A tragédia climática que acomete o Rio Grande do Sul, por sua extensão e número de afetados, já é um dos maiores e mais terríveis eventos naturais vividos no Brasil. Parece até ser um brado final das forças da natureza alertando que estamos próximos ao ponto de não retorno.
Enquanto escrevo essas linhas, já são 90 mortos e 132 desaparecidos. Mais de 200 mil pessoas foram obrigadas a deixar suas casas e mais de 1,3 milhão foram atingidas de alguma forma. Sabe-se que as famílias em vulnerabilidade social são mais severamente afetadas, seja por morarem em áreas de risco, seja por não terem reservas financeiras para se manter. Infelizmente, o quadro ainda pode piorar, de maneira que o foco total no momento é salvar vidas e fazer todo o possível para aliviar o sofrimento da população.
As perdas materiais ainda permanecem imensuráveis, porque, das 364 cidades atingidas, a maioria segue submersa e com alerta de mais chuvas nos próximos dias.

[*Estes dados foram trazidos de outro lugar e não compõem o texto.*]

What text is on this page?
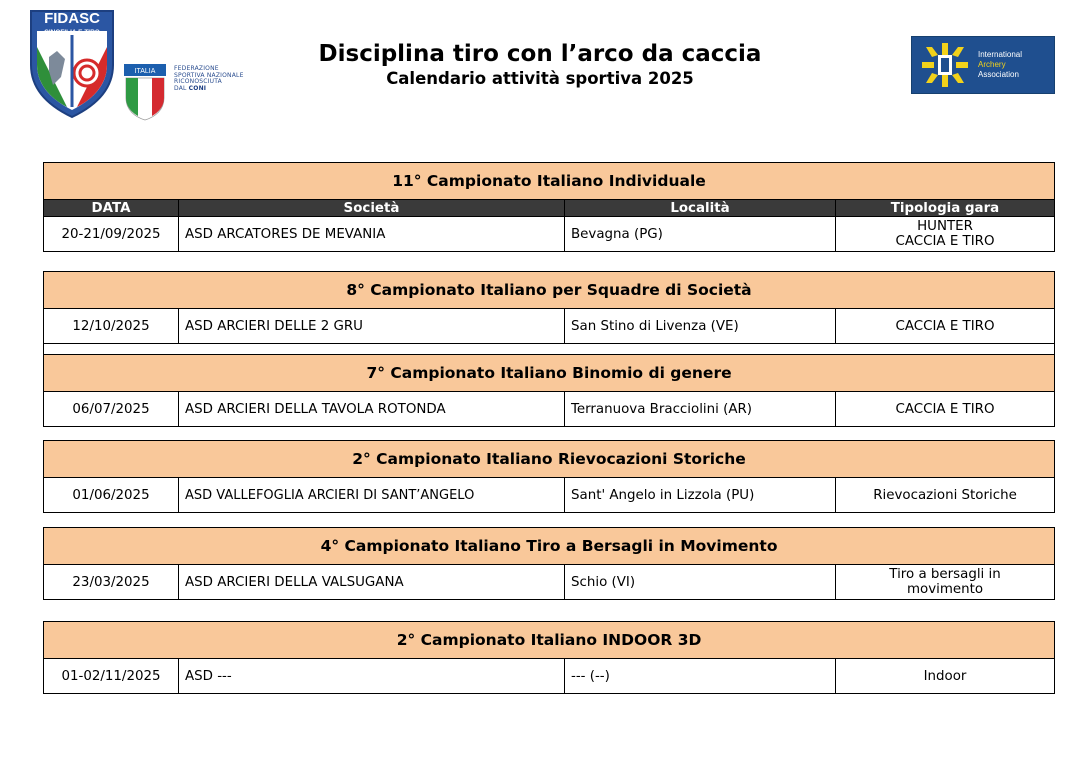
FIDASC
CINOFILIA E TIRO
ITALIA	FEDERAZIONE
SPORTIVA NAZIONALE
RICONOSCIUTA
DAL CONI
Disciplina tiro con l’arco da caccia
Calendario attività sportiva 2025
International
Archery
Association
11° Campionato Italiano Individuale			
DATA	Società	Località	Tipologia gara
20-21/09/2025	ASD ARCATORES DE MEVANIA	Bevagna (PG)	HUNTER
CACCIA E TIRO
8° Campionato Italiano per Squadre di Società
12/10/2025	ASD ARCIERI DELLE 2 GRU	San Stino di Livenza (VE)	CACCIA E TIRO

7° Campionato Italiano Binomio di genere
06/07/2025	ASD ARCIERI DELLA TAVOLA ROTONDA	Terranuova Bracciolini (AR)	CACCIA E TIRO
2° Campionato Italiano Rievocazioni Storiche
01/06/2025	ASD VALLEFOGLIA ARCIERI DI SANT’ANGELO	Sant' Angelo in Lizzola (PU)	Rievocazioni Storiche
4° Campionato Italiano Tiro a Bersagli in Movimento
23/03/2025	ASD ARCIERI DELLA VALSUGANA	Schio (VI)	Tiro a bersagli in
movimento
2° Campionato Italiano INDOOR 3D
01-02/11/2025	ASD ---	--- (--)	Indoor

Mas, segundo a Confederação Nacional dos Municípios, a apuração de prejuízos registrados pelo agronegócio em apenas 25 cidades aponta para 500 milhões de reais. Ou seja, a devastação é imensa.

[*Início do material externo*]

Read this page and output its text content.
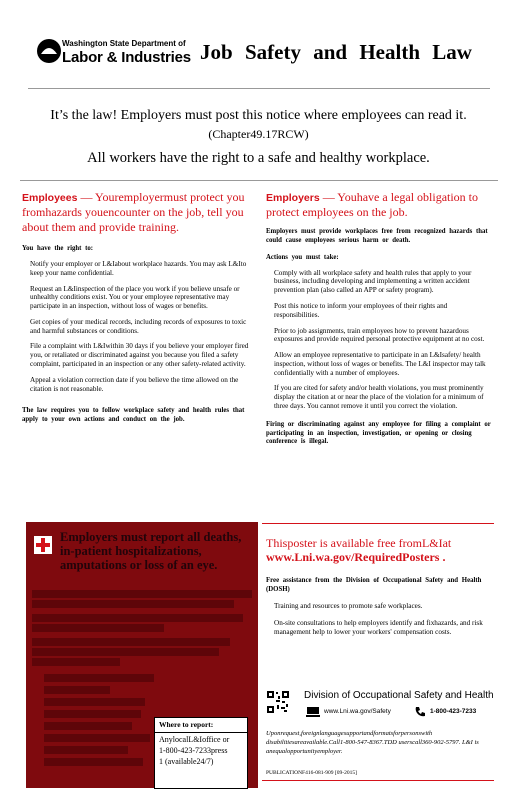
Washington State Department of
Labor & Industries Job Safety and Health Law
It’s the law! Employers must post this notice where employees can read it.
(Chapter49.17RCW)
All workers have the right to a safe and healthy workplace.
Employees — Youremployermust protect you fromhazards youencounter on the job, tell you about them and provide training.
You have the right to:
Notify your employer or L&Iabout workplace hazards. You may ask L&Ito keep your name confidential.
Request an L&Iinspection of the place you work if you believe unsafe or unhealthy conditions exist. You or your employee representative may participate in an inspection, without loss of wages or benefits.
Get copies of your medical records, including records of exposures to toxic and harmful substances or conditions.
File a complaint with L&Iwithin 30 days if you believe your employer fired you, or retaliated or discriminated against you because you filed a safety complaint, participated in an inspection or any other safety-related activity.
Appeal a violation correction date if you believe the time allowed on the citation is not reasonable.
The law requires you to follow workplace safety and health rules that apply to your own actions and conduct on the job.
Employers — Youhave a legal obligation to protect employees on the job.
Employers must provide workplaces free from recognized hazards that could cause employees serious harm or death.
Actions you must take:
Comply with all workplace safety and health rules that apply to your business, including developing and implementing a written accident prevention plan (also called an APP or safety program).
Post this notice to inform your employees of their rights and responsibilities.
Prior to job assignments, train employees how to prevent hazardous exposures and provide required personal protective equipment at no cost.
Allow an employee representative to participate in an L&Isafety/ health inspection, without loss of wages or benefits. The L&I inspector may talk confidentially with a number of employees.
If you are cited for safety and/or health violations, you must prominently display the citation at or near the place of the violation for a minimum of three days. You cannot remove it until you correct the violation.
Firing or discriminating against any employee for filing a complaint or participating in an inspection, investigation, or opening or closing conference is illegal.
Employers must report all deaths, in-patient hospitalizations, amputations or loss of an eye.
Where to report:
AnylocalL&Ioffice or
1-800-423-7233press
1 (available24/7)
Thisposter is available free fromL&Iat
www.Lni.wa.gov/RequiredPosters .
Free assistance from the Division of Occupational Safety and Health (DOSH)
Training and resources to promote safe workplaces.
On-site consultations to help employers identify and fixhazards, and risk management help to lower your workers' compensation costs.
Division of Occupational Safety and Health
www.Lni.wa.gov/Safety	1-800-423-7233
Uponrequest,foreignlanguagesupportandformatsforpersonswith disabilitiesareavailable.Call1-800-547-8367.TDD userscall360-902-5797. L&I is anequalopportunityemployer.
PUBLICATIONF416-081-909 [09-2015]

Na capital, Porto Alegre, também o cenário é de guerra. De acordo com a prefeitura, o desabastecimento de água potável afeta mais de 70% da população, em virtude do não funcionamento de quatro das seis estações de tratamento. Outros gêneros de primeira necessidade também começam a faltar nos supermercados, já que a maioria das estradas seguem bloqueadas e o aeroporto teve que ser fechado.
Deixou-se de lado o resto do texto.